The Joint Commission is a nonprofit organization that sets voluntary standards for healthcare accreditation. It accredits over 80% of the hospitals in the United States and is seen as key cog in the US regulatory infrastructure. It also has been subject to a great deal of criticism for accepting money from industry, including Purdue Pharma, the maker of Oxycontin. Opioid manufacturers were particularly attracted to the Joint Commission's ability to change the way physicians treat pain in the early 2000s. They helped pay for the distribution of the revamped treatment guidelines that sought to place pain on par with four other life signs that should be evaluated in clinical encounters with patients.

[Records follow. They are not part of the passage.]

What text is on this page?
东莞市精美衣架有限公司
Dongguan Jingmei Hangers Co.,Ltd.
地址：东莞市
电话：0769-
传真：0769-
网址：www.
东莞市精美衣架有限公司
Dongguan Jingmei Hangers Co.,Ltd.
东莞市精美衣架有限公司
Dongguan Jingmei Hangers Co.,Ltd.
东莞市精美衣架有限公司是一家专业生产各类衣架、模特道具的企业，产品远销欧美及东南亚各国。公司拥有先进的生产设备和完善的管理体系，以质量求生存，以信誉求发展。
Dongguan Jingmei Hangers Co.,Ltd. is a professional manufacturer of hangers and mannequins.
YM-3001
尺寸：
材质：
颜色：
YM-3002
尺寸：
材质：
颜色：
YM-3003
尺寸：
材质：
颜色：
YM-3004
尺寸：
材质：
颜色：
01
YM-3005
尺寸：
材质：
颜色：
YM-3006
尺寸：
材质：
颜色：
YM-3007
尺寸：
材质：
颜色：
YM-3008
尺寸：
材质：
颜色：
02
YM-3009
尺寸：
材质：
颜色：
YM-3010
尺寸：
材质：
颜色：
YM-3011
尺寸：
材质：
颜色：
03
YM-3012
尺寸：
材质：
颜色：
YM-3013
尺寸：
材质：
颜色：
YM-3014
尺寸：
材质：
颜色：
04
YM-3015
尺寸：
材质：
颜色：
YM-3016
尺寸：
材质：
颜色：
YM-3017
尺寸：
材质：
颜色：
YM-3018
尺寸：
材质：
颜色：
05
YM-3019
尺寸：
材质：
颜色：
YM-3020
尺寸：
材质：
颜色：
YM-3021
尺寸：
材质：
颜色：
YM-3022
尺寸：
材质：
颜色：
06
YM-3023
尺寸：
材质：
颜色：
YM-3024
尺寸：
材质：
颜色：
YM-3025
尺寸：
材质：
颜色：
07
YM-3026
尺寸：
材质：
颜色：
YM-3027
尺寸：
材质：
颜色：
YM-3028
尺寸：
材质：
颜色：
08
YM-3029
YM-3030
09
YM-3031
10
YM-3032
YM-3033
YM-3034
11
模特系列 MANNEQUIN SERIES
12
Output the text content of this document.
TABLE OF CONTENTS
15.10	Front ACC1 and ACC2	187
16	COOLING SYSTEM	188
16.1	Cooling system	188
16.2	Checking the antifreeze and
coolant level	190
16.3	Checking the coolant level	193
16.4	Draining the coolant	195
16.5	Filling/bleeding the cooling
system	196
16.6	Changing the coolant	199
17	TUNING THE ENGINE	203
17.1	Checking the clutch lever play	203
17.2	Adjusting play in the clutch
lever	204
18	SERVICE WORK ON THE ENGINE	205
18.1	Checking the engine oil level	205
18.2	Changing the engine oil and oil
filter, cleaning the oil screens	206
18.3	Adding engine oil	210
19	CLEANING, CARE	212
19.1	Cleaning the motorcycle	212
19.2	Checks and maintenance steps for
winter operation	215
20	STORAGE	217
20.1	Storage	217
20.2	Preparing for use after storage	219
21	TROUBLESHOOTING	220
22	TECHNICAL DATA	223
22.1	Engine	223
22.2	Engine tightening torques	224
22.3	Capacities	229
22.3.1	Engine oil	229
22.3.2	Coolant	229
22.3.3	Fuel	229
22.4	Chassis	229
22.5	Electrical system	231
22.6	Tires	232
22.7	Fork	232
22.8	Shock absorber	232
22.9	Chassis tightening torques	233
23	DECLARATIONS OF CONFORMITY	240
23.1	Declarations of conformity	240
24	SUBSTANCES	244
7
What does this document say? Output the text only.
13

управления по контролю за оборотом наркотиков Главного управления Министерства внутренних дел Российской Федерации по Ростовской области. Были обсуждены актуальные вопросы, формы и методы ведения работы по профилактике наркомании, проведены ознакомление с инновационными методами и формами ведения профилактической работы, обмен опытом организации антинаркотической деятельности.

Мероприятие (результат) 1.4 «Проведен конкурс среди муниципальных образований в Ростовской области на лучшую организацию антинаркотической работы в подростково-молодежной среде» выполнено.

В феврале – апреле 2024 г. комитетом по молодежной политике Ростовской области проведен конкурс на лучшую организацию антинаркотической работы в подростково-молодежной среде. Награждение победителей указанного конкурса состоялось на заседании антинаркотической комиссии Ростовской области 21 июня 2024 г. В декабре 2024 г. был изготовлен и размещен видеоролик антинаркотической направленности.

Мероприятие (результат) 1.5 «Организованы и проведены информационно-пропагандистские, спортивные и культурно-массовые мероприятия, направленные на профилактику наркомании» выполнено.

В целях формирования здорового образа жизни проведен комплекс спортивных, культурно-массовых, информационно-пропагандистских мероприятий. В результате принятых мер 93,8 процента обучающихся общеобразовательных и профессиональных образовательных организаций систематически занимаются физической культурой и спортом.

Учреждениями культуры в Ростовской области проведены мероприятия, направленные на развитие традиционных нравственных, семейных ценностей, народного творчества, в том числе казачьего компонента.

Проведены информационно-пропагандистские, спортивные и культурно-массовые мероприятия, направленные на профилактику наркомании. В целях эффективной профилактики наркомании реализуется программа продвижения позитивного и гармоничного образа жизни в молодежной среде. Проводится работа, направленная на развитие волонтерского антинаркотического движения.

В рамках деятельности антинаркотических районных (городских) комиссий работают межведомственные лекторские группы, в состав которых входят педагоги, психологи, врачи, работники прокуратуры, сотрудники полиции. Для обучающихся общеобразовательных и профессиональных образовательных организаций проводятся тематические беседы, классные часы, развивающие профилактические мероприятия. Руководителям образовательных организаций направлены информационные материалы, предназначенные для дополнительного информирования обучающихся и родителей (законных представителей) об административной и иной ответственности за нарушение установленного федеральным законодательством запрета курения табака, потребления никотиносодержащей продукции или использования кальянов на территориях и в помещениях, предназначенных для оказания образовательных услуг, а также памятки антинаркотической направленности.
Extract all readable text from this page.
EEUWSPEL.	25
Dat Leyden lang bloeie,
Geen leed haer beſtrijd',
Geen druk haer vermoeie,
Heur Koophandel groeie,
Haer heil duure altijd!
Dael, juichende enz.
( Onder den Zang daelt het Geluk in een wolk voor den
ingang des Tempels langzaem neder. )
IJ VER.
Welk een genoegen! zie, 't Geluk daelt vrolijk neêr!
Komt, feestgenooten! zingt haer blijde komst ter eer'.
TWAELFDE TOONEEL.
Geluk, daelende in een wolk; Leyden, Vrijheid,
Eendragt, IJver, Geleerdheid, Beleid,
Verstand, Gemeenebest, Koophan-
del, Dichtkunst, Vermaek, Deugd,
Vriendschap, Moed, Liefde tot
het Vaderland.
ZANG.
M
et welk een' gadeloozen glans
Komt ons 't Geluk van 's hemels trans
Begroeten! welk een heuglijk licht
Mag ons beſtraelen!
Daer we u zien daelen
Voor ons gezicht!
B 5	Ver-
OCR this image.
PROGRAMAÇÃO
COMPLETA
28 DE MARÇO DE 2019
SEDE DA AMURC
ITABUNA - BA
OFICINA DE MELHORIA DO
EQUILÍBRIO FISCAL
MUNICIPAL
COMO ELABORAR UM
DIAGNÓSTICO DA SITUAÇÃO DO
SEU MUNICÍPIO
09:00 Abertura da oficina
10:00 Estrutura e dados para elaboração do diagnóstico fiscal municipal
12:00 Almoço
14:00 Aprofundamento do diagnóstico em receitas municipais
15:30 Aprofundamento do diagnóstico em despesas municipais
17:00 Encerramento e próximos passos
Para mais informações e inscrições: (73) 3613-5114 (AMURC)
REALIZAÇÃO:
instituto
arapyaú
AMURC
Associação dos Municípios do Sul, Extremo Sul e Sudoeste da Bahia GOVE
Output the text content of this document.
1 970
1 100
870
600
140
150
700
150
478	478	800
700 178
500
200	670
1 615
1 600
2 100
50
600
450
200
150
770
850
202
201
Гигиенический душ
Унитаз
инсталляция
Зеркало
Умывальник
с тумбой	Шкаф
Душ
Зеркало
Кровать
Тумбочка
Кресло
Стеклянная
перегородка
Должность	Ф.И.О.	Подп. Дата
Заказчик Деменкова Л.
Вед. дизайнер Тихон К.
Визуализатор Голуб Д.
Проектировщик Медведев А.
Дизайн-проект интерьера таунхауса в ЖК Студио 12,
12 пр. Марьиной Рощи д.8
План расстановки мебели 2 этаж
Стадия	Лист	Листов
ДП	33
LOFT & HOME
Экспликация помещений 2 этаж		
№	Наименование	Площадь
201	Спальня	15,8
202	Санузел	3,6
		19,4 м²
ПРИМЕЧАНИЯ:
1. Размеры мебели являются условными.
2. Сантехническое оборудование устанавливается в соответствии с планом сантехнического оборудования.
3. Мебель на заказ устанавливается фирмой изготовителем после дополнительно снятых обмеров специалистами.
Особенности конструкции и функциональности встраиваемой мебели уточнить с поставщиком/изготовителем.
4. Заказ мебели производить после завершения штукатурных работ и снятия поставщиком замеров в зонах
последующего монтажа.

What is less clear is where these pain guidelines came from and why, despite growing concerns of prescription drug crisis, the Joint Commission failed to revise these guidelines. This research makes use of the new opioid industry document archive and other public sources to understand the role of academic pain advocates and private philanthropy to institutionalize pain management into the Joint Commission's standards. In so doing, we provide overdue scrutiny into the questionable practices of knowledge brokering within a pseudo regulator amidst an industry-sponsored public health crisis. This provides important lessons about corporate actors' abilities to misconstrue scientific evidence, target gate-keepers of professional norms, and manipulate private philanthropy in service of their market-oriented objectives.